Regardant le visage de son frère, Jørdiss suivit son regard et observa l’arrière du navire. Leur Skeid était le premier d’une grande flotte. Cette dernière s’étendait juste derrière en une forêt de voiles et de mâts. Ils avaient quitté Ormstrang depuis quelques semaines et par la grâce de la déesse Valía, ils n’avaient perdu aucun navire durant le voyage.

Après tout, ils avaient suivi les coutumes. Ils avaient fait des sacrifices et béni les navires avec la chamane. Pour le moment, tout allait dans la bonne direction.

Ramenant son regard sur leur propre navire, Jørdiss vit l’un des hommes de bord se diriger vers eux. Vibord était reconnaissable parmi la multitude de guerriers présents. Son visage arborait sur son côté droit un tatouage de loup légèrement différent de l’emblème du clan. Un tatouage en référence à l’une des formes de Valía.

— Alors le sang-mêlé, fit l’arrivant avec une assurance insolente lorsqu’il fut proche d’Eirik. On apprécie la vue ?

Se retournant Eirik était face à Vibord et une certaine tension avait pris dans leur regard.

— Tu sais, pour être franc, ta sœur fait presque plus peur, continua-t-il avec un ton qui incitait presque à l’affrontement.

Et les deux hommes furent pris d’un fou rire qui coupa totalement la tension présente.

— Et tu as raison de nous deux c’est la plus dangereuse, fit Eirik en serrant le bras que lui tendait Vibord.
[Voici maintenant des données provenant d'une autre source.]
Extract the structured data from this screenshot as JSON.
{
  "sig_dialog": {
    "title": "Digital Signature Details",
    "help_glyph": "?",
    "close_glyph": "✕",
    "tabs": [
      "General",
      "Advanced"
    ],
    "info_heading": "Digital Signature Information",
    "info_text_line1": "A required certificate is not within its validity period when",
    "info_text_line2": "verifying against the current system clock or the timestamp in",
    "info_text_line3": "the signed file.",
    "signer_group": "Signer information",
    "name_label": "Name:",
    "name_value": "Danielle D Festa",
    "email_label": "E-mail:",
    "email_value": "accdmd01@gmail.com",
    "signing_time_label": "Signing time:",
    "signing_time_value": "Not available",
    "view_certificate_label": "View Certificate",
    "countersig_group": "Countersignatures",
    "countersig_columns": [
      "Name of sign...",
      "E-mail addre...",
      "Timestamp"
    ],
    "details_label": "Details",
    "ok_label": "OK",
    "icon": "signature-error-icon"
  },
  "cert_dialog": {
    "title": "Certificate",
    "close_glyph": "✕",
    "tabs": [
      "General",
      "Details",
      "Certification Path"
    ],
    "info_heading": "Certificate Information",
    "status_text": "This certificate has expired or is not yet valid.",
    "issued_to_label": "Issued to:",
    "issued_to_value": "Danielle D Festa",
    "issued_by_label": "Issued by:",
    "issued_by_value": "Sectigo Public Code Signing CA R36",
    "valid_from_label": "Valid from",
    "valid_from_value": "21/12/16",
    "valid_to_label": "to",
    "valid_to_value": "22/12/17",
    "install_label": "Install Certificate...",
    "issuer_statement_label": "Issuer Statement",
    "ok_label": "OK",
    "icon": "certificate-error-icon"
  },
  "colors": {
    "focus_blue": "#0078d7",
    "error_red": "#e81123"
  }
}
Ces pics lancés étaient plus amicaux qu’offensants. Ils se connaissaient depuis leur premier pas pour ainsi dire. Vibord était un guerrier émérite et partageait cela avec Jørdiss. Elle n’était d’ailleurs pas la seule porteuse de bouclier sur le navire, quelques-unes de ses camarades étaient elles aussi présentes sur le Skeid. Eirik n’avait pas fait la fine bouche concernant les participants de l’expédition et les guerrières narlhind étaient redoutées au même titre que les hommes.

Chaque combattant allait être important, chaque drengr de l’équipage allait combattre.

— On s’approche du but, fit alors Vibord. Aucun navire continental à l’horizon, ce royaume doit vraiment être en pleine guerre pour laisser ses côtes sans surveillance.

— Une chance, lui répondit Jørdiss.

— Un signe de Valía, reprit son frère.

Les cotes étaient d’ordinaire sillonnées par les navires des continentaux. Eirik avait déjà fait des expéditions sur les royaumes centraux et dans chaque récit qu’il avait fait à sa sœur revenait l’histoire des puissants navires gardant les côtes du continent central.

Les « nefs » comme les appelaient les continentaux. Des mastodontes des mers comparés au Skeid et pourtant nulle trace de ses derniers alors que la flotte longeait à présent le royaume du Corvin.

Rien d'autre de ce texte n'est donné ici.